Dans la nuit du 7 au 8 juin 2026, onze missiles balistiques iraniens ont visé le nord d'Israël, première salve directe sur le territoire israélien depuis le cessez-le-feu du 8 avril. L'armée israélienne affirme les avoir tous interceptés ; les écoles ont été fermées dans tout le pays le 8 juin. La séquence avait débuté la veille par un bombardement israélien de la banlieue sud de Beyrouth, qui a fait deux à trois morts selon les sources libanaises.
Dans la foulée, Donald Trump a appelé Benjamin Netanyahou pour exiger la non-riposte israélienne et fixer le cap d'un accord nucléaire avec Téhéran. La distance entre Washington et son allié est devenue publique : le Pentagone a élevé son niveau d'alerte sur l'espionnage, et le président américain a déclaré que Netanyahou n'aurait d'autre choix que d'accepter l'accord.

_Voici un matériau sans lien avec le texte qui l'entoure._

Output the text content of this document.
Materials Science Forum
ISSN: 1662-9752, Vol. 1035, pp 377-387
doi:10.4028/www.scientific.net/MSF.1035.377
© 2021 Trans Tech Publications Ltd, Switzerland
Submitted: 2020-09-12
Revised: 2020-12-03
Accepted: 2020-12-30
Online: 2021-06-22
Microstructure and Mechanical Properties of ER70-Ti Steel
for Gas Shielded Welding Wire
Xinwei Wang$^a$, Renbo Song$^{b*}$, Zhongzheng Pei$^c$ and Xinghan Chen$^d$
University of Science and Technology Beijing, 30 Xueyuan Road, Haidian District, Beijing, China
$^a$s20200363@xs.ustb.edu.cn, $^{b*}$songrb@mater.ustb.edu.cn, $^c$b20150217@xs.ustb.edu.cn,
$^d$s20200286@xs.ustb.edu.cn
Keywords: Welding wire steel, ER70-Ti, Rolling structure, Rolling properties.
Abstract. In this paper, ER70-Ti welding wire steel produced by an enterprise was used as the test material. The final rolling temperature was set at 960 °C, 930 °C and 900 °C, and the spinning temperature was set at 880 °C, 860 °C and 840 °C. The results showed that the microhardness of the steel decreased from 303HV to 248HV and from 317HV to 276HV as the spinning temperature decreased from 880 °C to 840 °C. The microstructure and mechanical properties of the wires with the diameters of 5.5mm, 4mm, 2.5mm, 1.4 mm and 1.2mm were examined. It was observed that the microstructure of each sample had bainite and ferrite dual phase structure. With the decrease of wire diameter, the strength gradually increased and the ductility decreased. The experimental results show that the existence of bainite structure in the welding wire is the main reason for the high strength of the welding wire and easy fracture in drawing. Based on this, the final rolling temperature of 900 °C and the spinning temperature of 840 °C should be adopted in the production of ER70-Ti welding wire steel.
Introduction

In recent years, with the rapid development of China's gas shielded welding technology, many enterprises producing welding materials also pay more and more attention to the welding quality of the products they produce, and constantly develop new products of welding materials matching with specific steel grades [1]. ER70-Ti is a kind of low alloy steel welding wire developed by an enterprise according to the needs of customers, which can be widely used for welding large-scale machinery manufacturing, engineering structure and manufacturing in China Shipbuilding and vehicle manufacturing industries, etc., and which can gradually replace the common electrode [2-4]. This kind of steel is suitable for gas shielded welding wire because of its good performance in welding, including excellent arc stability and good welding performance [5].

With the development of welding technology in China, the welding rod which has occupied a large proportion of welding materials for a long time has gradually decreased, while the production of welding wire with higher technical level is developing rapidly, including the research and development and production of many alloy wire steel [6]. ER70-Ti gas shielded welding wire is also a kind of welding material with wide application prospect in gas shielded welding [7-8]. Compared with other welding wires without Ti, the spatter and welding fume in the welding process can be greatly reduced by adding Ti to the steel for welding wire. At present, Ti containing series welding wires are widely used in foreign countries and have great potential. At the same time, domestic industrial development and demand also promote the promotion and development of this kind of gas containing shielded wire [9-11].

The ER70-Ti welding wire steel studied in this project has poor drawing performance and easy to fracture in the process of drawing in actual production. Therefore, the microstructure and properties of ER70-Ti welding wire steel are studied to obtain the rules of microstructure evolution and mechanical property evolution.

En arrière-plan, une médiation pakistanaise s'est activée à Téhéran, parallèlement à la voix arabe coordonnée par Doha et Le Caire. Le Liban s'impose comme variable décisive : Téhéran lie le désamorçage au retrait israélien du sud du pays, quand Washington refuse de relier les deux dossiers. La pression économique reste forte, avec un baril en hausse et des actifs iraniens gelés.
Plusieurs points restent disputés. Les acteurs ne s'accordent pas sur le déclencheur de l'escalade : certains la font remonter à la frappe sur Beyrouth, d'autres à la salve de missiles. La portée réelle de la pression américaine sur Israël et le poids de la centralité libanaise font eux aussi l'objet de lectures opposées, là où le consensus ne tient que sur les faits bruts.